Gilmar Mauro, integrante da Coordenação Nacional do MST, comentou as declarações, e apresentou uma análise das últimas eleições: “Não é preciso ser sociólogo para saber que foram os problemas sociais que produziram os movimentos populares. O MST não criou o problema agrário no Brasil. A lógica para acabar com os sem-terra é resolver os problemas sociais, então [a ideia de Dória] é como fazer uma represa em um rio: se não houver vazão, uma hora ela vai explodir”, diz Mauro.

“Essa criminalização, do ponto de vista ideológico, escamoteia o principal da intenção do Dória e dos seus: ganhar dinheiro, se apropriar do estado para promover uma série de privatizações e aberturas ao capital”, completa.

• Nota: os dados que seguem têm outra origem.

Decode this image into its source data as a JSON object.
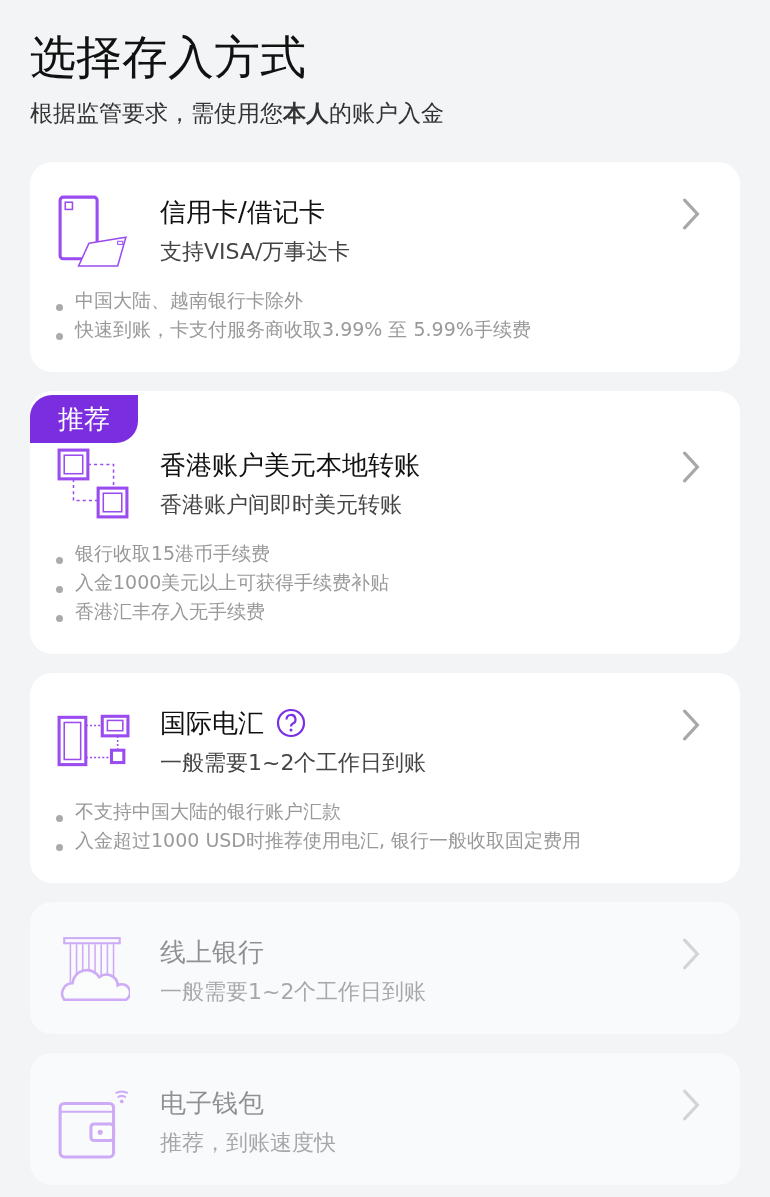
{
  "title": "选择存入方式",
  "subtitle": "根据监管要求，需使用您**本人**的账户入金",
  "methods": [
    {
      "kind": "card",
      "title": "信用卡/借记卡",
      "subtitle": "支持VISA/万事达卡",
      "disabled": false,
      "notes": [
        "中国大陆、越南银行卡除外",
        "快速到账，卡支付服务商收取3.99% 至 5.99%手续费"
      ]
    },
    {
      "kind": "transfer",
      "badge": "推荐",
      "title": "香港账户美元本地转账",
      "subtitle": "香港账户间即时美元转账",
      "disabled": false,
      "notes": [
        "银行收取15港币手续费",
        "入金1000美元以上可获得手续费补贴",
        "香港汇丰存入无手续费"
      ]
    },
    {
      "kind": "wire",
      "title": "国际电汇",
      "help": true,
      "subtitle": "一般需要1~2个工作日到账",
      "disabled": false,
      "notes": [
        "不支持中国大陆的银行账户汇款",
        "入金超过1000 USD时推荐使用电汇, 银行一般收取固定费用"
      ]
    },
    {
      "kind": "bank",
      "title": "线上银行",
      "subtitle": "一般需要1~2个工作日到账",
      "disabled": true
    },
    {
      "kind": "wallet",
      "title": "电子钱包",
      "subtitle": "推荐，到账速度快",
      "disabled": true
    }
  ]
}
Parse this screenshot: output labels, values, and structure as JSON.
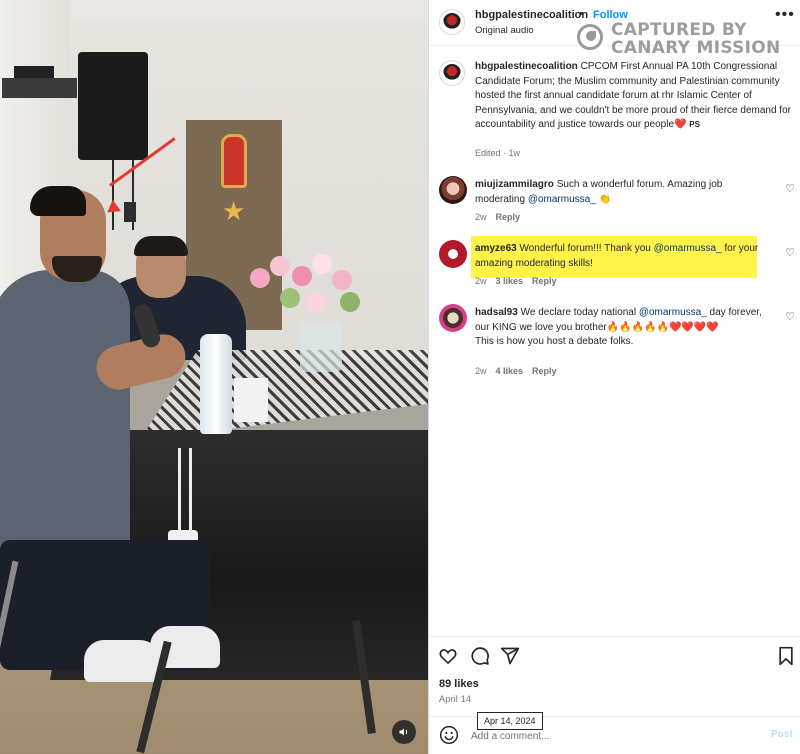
{
  "post": {
    "username": "hbgpalestinecoalition",
    "follow_label": "Follow",
    "audio": "Original audio",
    "caption": "CPCOM First Annual PA 10th Congressional Candidate Forum; the Muslim community and Palestinian community hosted the first annual candidate forum at rhr Islamic Center of Pennsylvania, and we couldn't be more proud of their fierce demand for accountability and justice towards our people",
    "caption_suffix": "PS",
    "caption_meta": "Edited · 1w"
  },
  "watermark": {
    "line1": "CAPTURED BY",
    "line2": "CANARY MISSION"
  },
  "comments": [
    {
      "username": "miujizammilagro",
      "text_before": "Such a wonderful forum. Amazing job moderating ",
      "mention": "@omarmussa_",
      "text_after": " 👏",
      "age": "2w",
      "likes": "",
      "reply": "Reply"
    },
    {
      "username": "amyze63",
      "text_before": "Wonderful forum!!! Thank you ",
      "mention": "@omarmussa_",
      "text_after": " for your amazing moderating skills!",
      "age": "2w",
      "likes": "3 likes",
      "reply": "Reply",
      "highlighted": true
    },
    {
      "username": "hadsal93",
      "text_before": "We declare today national ",
      "mention": "@omarmussa_",
      "text_after": " day forever, our KING we love you brother🔥🔥🔥🔥🔥❤️❤️❤️❤️",
      "line2": "This is how you host a debate folks.",
      "age": "2w",
      "likes": "4 likes",
      "reply": "Reply"
    }
  ],
  "stats": {
    "likes": "89 likes",
    "date": "April 14",
    "tooltip": "Apr 14, 2024"
  },
  "composer": {
    "placeholder": "Add a comment...",
    "post_label": "Post"
  },
  "colors": {
    "follow": "#0095f6",
    "highlight": "#fff34a",
    "heart": "#e0245e",
    "arrow": "#e53935",
    "watermark": "#8d8d8d"
  },
  "icons": [
    "more-icon",
    "like-icon",
    "comment-icon",
    "share-icon",
    "bookmark-icon",
    "heart-icon",
    "emoji-icon",
    "volume-icon"
  ]
}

Ao ser perguntado se as recentes declarações preocupam a direção do movimento, Gilmar afirma que, para que o movimento sobreviva, será preciso continuar em movimento, apesar de todas as dificuldades: “Qual vai ser o nosso comportamento? Muito cuidado, mas vamos continuar fazendo luta e fazendo pressão. A Constituição estabelece que toda terra que não cumpre com a função social pode ser desapropriada. Então, o movimento popular vai continuar se organizando, lutando e fazendo suas reivindicações. Se o movimento não fizer isso ele perde o sentido de ser”.

Sangue Bandeirante

O General Pires de Campos é ao mesmo tempo descendente das famílias bandeirantes Pires e Camargo que, entre 1640 e 1660, protagonizaram uma sangrenta “guerra civil” dentro de São Paulo, conhecida como Guerra dos Pires contra os Camargo, pelo controle de instituições políticas da cidade.